Ashwin Rao, Vice President of Data Science & Optimization at Target
Pricing and Hedging of Agency Mortgage-backed Securities (MBS)
We begin with a brief overview of the agency mortgage market, covering the participants (the agencies, investors and borrowers), securitization, structured products, and an emphasis on the key risk of borrower prepayments due to refinancings and relocations. We will give an overview of the industry standard (on most trading desks) for pricing/hedging agency MBS: a stochastic interest rate model (calibrated to interest rate derivatives), a regression model for mortgage rates, a hand-crafted econometric model of prepayments, a cashflow-generation library, Monte-Carlo simulations, and pricing/greeks based on the much-misunderstood notion of “Option-Adjusted Spread” (OAS). In an attempt to overcome the pricing/hedging challenges experienced by traders operating in the above-mentioned framework, we will highlight alternative formulations with mathematical/computational appeal: (A) Martingale-based MBS Pricing formula and the equivalent PDE, that help with intuitive reasoning regarding valuation/risk (B) Closed-form approximations as well as Backward-Induction Pricing, (C) Demystification of OAS by expressing it as the Price of Model Risk (POMR), and (D) A prepayment model calibrated to MBS traded prices that organically captures POMR and hence, produces prices and greeks that are not just technically appealing but also more appropriate for usage on trading desks.

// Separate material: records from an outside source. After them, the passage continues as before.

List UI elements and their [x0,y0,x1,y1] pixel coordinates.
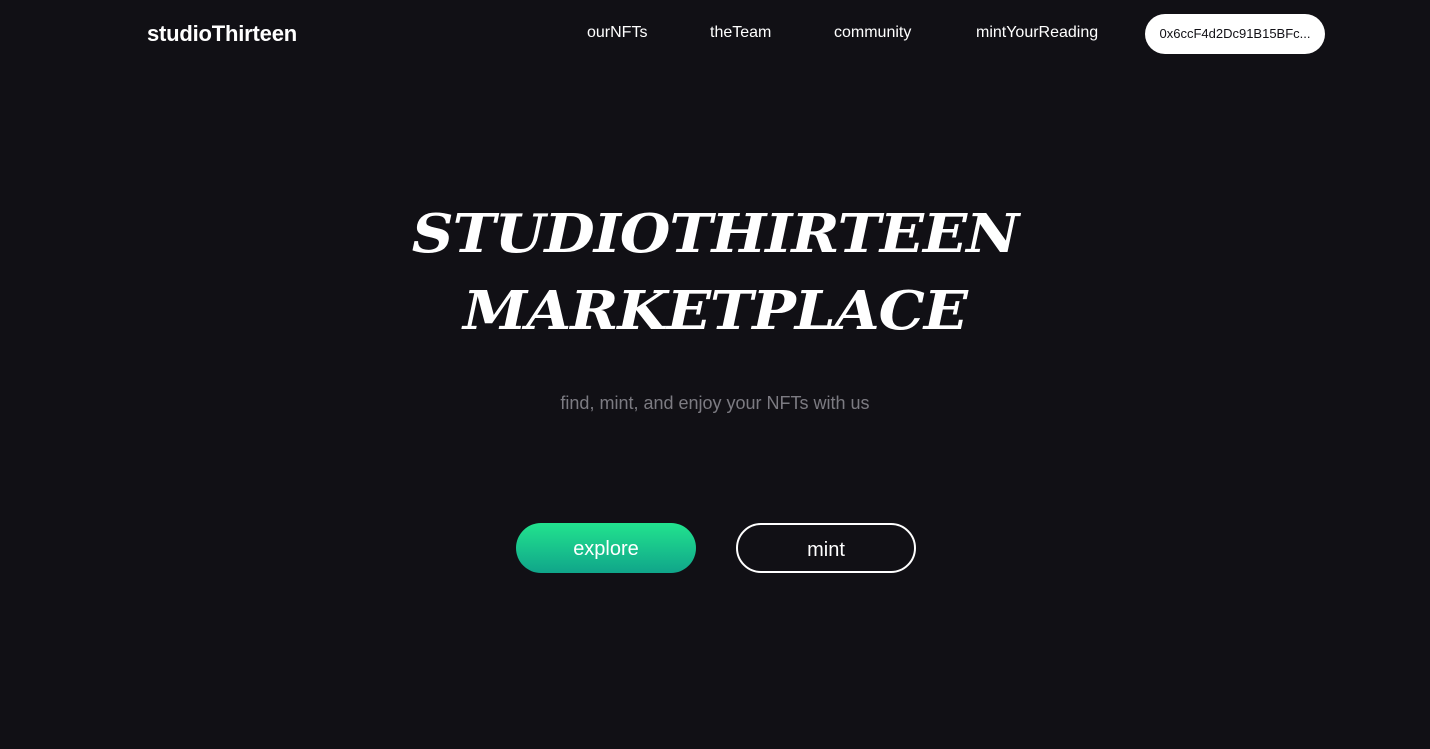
nav-link-mint-your-reading[interactable]: mintYourReading [976,24,1098,42]
wallet-address-button[interactable]: 0x6ccF4d2Dc91B15BFc... [1145,14,1325,54]
page: studioThirteen ourNFTs theTeam community… [0,0,1430,749]
nav-link-our-nfts[interactable]: ourNFTs [587,24,647,42]
mint-button[interactable]: mint [736,523,916,573]
nav-link-the-team[interactable]: theTeam [710,24,771,42]
hero-title-line-2: marketplace [463,279,968,342]
explore-button[interactable]: explore [516,523,696,573]
navbar: studioThirteen ourNFTs theTeam community… [0,0,1430,68]
hero-title-line-1: studioThirteen [411,202,1019,265]
hero-tagline: find, mint, and enjoy your NFTs with us [560,393,870,413]
hero-title: studioThirteen marketplace [0,195,1430,350]
nav-link-community[interactable]: community [834,24,911,42]
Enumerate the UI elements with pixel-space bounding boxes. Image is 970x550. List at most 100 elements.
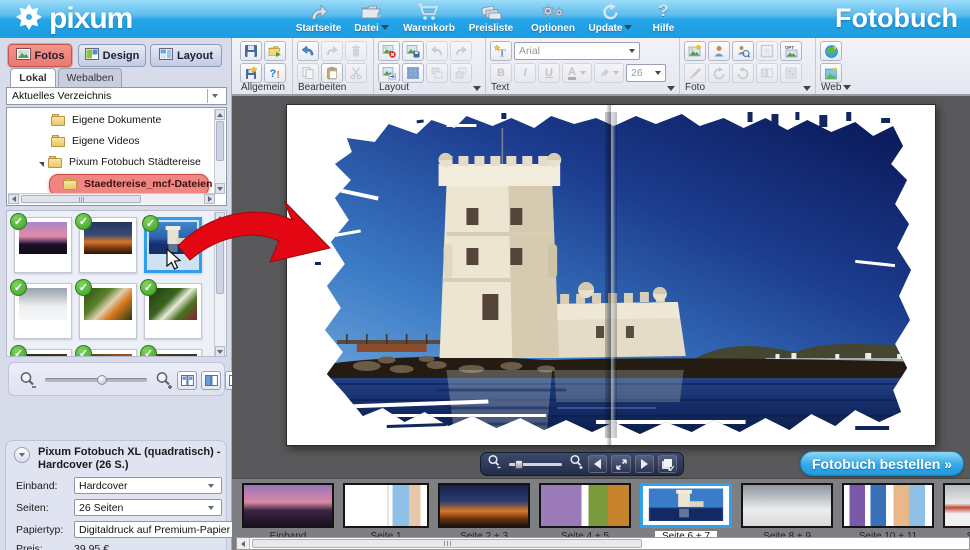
photo-thumbnail-partial[interactable] [144,349,202,357]
nav-optionen[interactable]: Optionen [522,0,584,38]
bold-button[interactable]: B [490,63,512,83]
rotate-ccw-button[interactable] [708,63,730,83]
web-image-button[interactable] [820,63,842,83]
tab-webalben[interactable]: Webalben [58,68,122,87]
fullscreen-button[interactable] [611,455,630,473]
page-thumb-seite-2-3[interactable]: Seite 2 + 3 [438,483,530,542]
help-button[interactable]: ?! [264,63,286,83]
layout-redo-button[interactable] [450,41,472,61]
tab-design[interactable]: Design [78,44,146,67]
nav-preisliste[interactable]: Preisliste [460,0,522,38]
copy-button[interactable] [297,63,319,83]
italic-button[interactable]: I [514,63,536,83]
canvas-zoom-slider[interactable] [509,463,562,466]
tree-item-staedtereise[interactable]: Pixum Fotobuch Städtereise [39,152,201,172]
seiten-select[interactable]: 26 Seiten [74,499,222,516]
tree-vertical-scrollbar[interactable] [214,109,225,194]
redo-button[interactable] [321,41,343,61]
thumbnail-zoom-slider[interactable] [45,378,147,382]
view-both-pages-button[interactable] [177,371,197,390]
papiertyp-select[interactable]: Digitaldruck auf Premium-Papier [74,521,248,538]
tab-fotos[interactable]: Fotos [8,44,72,67]
zoom-out-icon[interactable] [487,454,502,474]
grid-button[interactable] [402,63,424,83]
tab-lokal[interactable]: Lokal [10,68,56,87]
rotate-cw-button[interactable] [732,63,754,83]
order-button[interactable]: Fotobuch bestellen » [800,451,964,476]
nav-hilfe[interactable]: ? Hilfe [637,0,690,38]
zoom-in-icon[interactable] [155,371,173,394]
tab-layout[interactable]: Layout [150,44,222,67]
save-layout-button[interactable] [402,41,424,61]
save-button[interactable] [240,41,262,61]
nav-datei[interactable]: Datei [345,0,398,38]
editor-canvas[interactable]: Fotobuch bestellen » [232,96,970,478]
arrange-back-button[interactable] [426,63,448,83]
page-thumb-seite-1[interactable]: Seite 1 [343,483,429,542]
directory-select[interactable]: Aktuelles Verzeichnis [6,87,227,105]
flip-page-button[interactable] [658,455,677,473]
apply-layout-button[interactable] [378,63,400,83]
view-left-page-button[interactable] [201,371,221,390]
tree-item-eigene-dokumente[interactable]: Eigene Dokumente [51,110,161,130]
font-color-button[interactable]: A [562,63,592,83]
photo-thumbnail-deck-chairs[interactable] [14,283,72,339]
page-thumb-seite-10-11[interactable]: Seite 10 + 11 [842,483,934,542]
person-button[interactable] [708,41,730,61]
slider-handle[interactable] [97,375,107,385]
layout-undo-button[interactable] [426,41,448,61]
page-thumb-einband[interactable]: Einband [242,483,334,542]
photo-thumbnail-partial[interactable] [79,349,137,357]
page-thumb-seite-6-7[interactable]: Seite 6 + 7 [640,483,732,542]
next-page-button[interactable] [635,455,654,473]
tree-horizontal-scrollbar[interactable] [8,193,215,204]
save-as-button[interactable] [240,63,262,83]
grid-vertical-scrollbar[interactable] [214,212,225,357]
arrange-front-button[interactable] [450,63,472,83]
optimize-button[interactable]: OPT [780,41,802,61]
group-dropdown-icon[interactable] [667,86,675,91]
photo-thumbnail-white-flowers[interactable] [144,283,202,339]
font-size-select[interactable]: 26 [626,64,666,82]
nav-startseite[interactable]: Startseite [292,0,345,38]
tree-item-mcf-dateien[interactable]: Staedtereise_mcf-Dateien [63,174,212,194]
underline-button[interactable]: U [538,63,560,83]
previous-page-button[interactable] [588,455,607,473]
nav-update[interactable]: Update [584,0,637,38]
page-thumb-partial[interactable]: Seite [943,483,970,542]
open-button[interactable] [264,41,286,61]
photo-thumbnail-belem-tower[interactable] [144,217,202,273]
frame-button[interactable] [756,41,778,61]
paste-button[interactable] [321,63,343,83]
retouch-button[interactable] [684,63,706,83]
font-family-select[interactable]: Arial [514,42,640,60]
fill-color-button[interactable] [594,63,624,83]
add-photo-button[interactable] [684,41,706,61]
einband-select[interactable]: Hardcover [74,477,222,494]
tree-item-eigene-videos[interactable]: Eigene Videos [51,131,140,151]
remove-image-button[interactable] [378,41,400,61]
delete-button[interactable] [345,41,367,61]
photo-thumbnail-orange-flowers[interactable] [79,283,137,339]
text-tool-button[interactable]: T [490,41,512,61]
zoom-in-icon[interactable] [569,454,584,474]
photo-thumbnail-city-sunset[interactable] [14,217,72,273]
cut-button[interactable] [345,63,367,83]
strip-scrollbar[interactable] [236,537,970,550]
page-thumb-seite-4-5[interactable]: Seite 4 + 5 [539,483,631,542]
photo-thumbnail-night-bridge[interactable] [79,217,137,273]
group-dropdown-icon[interactable] [473,86,481,91]
page-thumb-seite-8-9[interactable]: Seite 8 + 9 [741,483,833,542]
group-dropdown-icon[interactable] [803,86,811,91]
compare-button[interactable] [756,63,778,83]
zoom-out-icon[interactable] [19,371,37,394]
nav-warenkorb[interactable]: Warenkorb [398,0,460,38]
photobook-spread[interactable] [286,104,936,446]
pixum-logo[interactable]: pixum [14,0,132,38]
expand-arrow-icon[interactable] [39,162,44,167]
effects-button[interactable] [780,63,802,83]
slider-handle[interactable] [515,460,523,469]
undo-button[interactable] [297,41,319,61]
person-search-button[interactable] [732,41,754,61]
web-globe-button[interactable] [820,41,842,61]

Ashwin Rao spent most of his 14 years on Wall Street as a Trading Strategist and Quant Modeler on the Interest-Rates and Mortgage Trading Desks of Goldman Sachs (as Vice-President) and Morgan Stanley (as Managing Director). In 2012, he founded a tech startup (named ZLemma) that developed products to match job-seekers and employers. ZLemma was acquired in 2015 by Hired, Inc. to whom he is currently an Advisor. He is currently also the VP of Data Science & Optimization at Target Corp. where he focuses on Stochastic Optimization, Large-Scale Simulations and Reinforcement Learning, mainly applied towards Stochastic Inventory Control for Target’s next-generation Supply-Chain and Logistics. Separate from his professional commitments, Ashwin writes code for Algorithmic Trading on an ongoing basis, and is currently experimenting with recently-developed Machine Learning techniques. Over the past decade, Ashwin has taught about 25 short courses (of 1-10 hours each) at universities and corporations with topics ranging across Finance, Pure & Applied Mathematics, and Computer Science. Ashwin has a B.Tech in Computer Science from IIT-Bombay and a Ph.D. in Algorithmic Algebra from University of Southern California.